Nevertheless, I don't think it follows that a story in which the hero is as bad as the villain he's pursuing is, on that account, automatically better than a story in which the hero is admirable and the villain is not.
I happen to like admirable heroes, and I make no apology for that. I suppose, in my heart of hearts, that's what I aspire to be. That's probably why I became a cop.
"As a dedicated gangster devotee, I cringe when I go to see these flicks.....I literally cringed all the way through The Untouchables, for instance."

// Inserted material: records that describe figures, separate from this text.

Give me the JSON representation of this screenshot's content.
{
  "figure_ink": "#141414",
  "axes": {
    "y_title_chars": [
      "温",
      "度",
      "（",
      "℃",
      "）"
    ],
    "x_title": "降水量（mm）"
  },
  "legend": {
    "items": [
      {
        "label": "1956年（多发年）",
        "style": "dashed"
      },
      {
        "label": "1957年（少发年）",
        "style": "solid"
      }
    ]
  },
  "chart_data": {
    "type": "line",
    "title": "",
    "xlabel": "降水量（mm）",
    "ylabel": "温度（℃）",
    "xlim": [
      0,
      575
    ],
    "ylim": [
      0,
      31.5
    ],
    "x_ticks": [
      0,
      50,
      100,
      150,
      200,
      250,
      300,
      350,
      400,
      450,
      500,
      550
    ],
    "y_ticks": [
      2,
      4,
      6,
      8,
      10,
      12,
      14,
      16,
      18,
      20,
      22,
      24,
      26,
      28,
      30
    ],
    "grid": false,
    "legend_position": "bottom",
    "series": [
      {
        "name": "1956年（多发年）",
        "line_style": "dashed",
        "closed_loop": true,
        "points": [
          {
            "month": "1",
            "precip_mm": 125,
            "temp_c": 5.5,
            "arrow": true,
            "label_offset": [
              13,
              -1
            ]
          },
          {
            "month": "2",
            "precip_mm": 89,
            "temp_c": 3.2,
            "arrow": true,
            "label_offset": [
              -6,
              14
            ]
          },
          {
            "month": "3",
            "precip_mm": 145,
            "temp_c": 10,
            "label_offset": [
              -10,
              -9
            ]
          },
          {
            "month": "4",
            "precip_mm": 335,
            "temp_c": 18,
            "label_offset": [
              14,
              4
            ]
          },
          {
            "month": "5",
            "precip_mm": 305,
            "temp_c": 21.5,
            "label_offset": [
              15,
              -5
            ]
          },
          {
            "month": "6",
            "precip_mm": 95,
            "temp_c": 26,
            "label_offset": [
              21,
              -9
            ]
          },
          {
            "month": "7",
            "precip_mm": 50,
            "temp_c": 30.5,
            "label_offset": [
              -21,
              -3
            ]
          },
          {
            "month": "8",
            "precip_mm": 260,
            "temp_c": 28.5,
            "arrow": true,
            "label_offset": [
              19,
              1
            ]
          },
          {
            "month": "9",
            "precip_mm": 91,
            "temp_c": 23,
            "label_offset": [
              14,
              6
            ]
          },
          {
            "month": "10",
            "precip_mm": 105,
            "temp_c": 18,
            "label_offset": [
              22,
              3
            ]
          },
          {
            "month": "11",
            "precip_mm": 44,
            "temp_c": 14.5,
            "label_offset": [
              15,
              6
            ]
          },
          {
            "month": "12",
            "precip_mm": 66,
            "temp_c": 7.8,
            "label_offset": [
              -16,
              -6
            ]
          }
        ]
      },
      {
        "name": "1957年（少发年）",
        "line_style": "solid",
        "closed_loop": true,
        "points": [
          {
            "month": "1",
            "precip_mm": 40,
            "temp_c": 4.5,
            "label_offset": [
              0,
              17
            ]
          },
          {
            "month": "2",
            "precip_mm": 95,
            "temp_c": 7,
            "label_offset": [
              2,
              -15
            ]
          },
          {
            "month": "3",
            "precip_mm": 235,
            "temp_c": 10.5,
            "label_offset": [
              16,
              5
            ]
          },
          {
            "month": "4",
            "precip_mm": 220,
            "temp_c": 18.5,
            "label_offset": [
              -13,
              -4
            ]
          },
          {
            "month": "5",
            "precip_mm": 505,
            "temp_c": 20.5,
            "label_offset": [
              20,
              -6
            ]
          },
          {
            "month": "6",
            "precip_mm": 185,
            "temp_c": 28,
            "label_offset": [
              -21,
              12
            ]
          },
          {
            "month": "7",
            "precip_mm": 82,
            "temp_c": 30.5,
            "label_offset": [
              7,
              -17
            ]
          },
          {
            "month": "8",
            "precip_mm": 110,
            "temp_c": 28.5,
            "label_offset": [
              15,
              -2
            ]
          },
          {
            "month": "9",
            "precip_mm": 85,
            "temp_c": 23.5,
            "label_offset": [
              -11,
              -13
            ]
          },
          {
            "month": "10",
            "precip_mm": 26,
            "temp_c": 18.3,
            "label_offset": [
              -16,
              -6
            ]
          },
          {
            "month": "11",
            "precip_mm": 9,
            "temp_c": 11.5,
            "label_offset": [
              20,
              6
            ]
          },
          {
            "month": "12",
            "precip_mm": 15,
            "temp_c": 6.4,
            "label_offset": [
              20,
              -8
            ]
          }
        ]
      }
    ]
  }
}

Can't blame you there. They couldn't even get Ness's agency correct. Right there on the first page of his book, supposedly the source material for the screenplay, Ness (via his "ghost" collborator Oscar Fraley) states he worked for the Dept. of Justice, yet the movie claims he was a Treasury Agent. And I don't even see the point of that for dramatic purposes. I can understand, perhaps not agree with, but understand making bachelor Ness a wholesome family man to contrast with the decadent gangster lifestyle, giving him a daughter when his only child was a son since little girls seem more vulnerable than boys, and even making him an out-of-towner instead of a native Chicagoan since they can then depict him as being so surprised at the level of corruption in the city. But what's inherently more dramatic about a Treasury Agent compared to a Justice Dept. Agent?
My favorite scene is when the judge switches juries in the middle of the trial, over the perfectly justified protests of the defense, with a courtroom hearing a divorce action (juries hearing divorces and divorces being tried in federal courts!). Anyone who managed to get through fourth grade civics must have been scratching their heads over that one! That's to say nothing of the fact that it depicts Judge Wilkerson, a jurist with a well-deserved reputation for probity and integrity, as a grafter who makes the switch only because Ness blackmails him.
What actually happened, as you undoubtedly know (but which I'll go into anyway for the benefit of Rare Birds who don't), is that one of the federal agents on the case (Frank Wilson, not Eliot Ness) discovered one of Capone's men packing in court (Phil D'Andrea, not Frank Nitti), and, searching him, found a list of the entire jury panel, from which the jury would be selected. The trial had not yet started; the jury selection hadn't even begun.
When Judge Wilkerson was shown the list, he switched the entire jury panel with another jury panel in a court that was about to begin a different trial that same day. In the film THE UNDERCOVER MAN, based on a chapter in Wilson's autobiography, starring Glenn Ford as Frank Warren, a fictionalized version of Wilson, this scene is depicted with considerably greater accuracy.
And yet, with all the inaccuracies in THE UNTOUCHABLES, which make me cringe, too, I still found it grand entertainment.
"The only one that I recall seeing that made any effort at versimilitude (sp?) was the old St. Valentine's Day Massacre with James Coburn."
Do you mean Jason Robards?
I've got the Milius film on DVD. This thread has inspired me to dig it out and look at it again.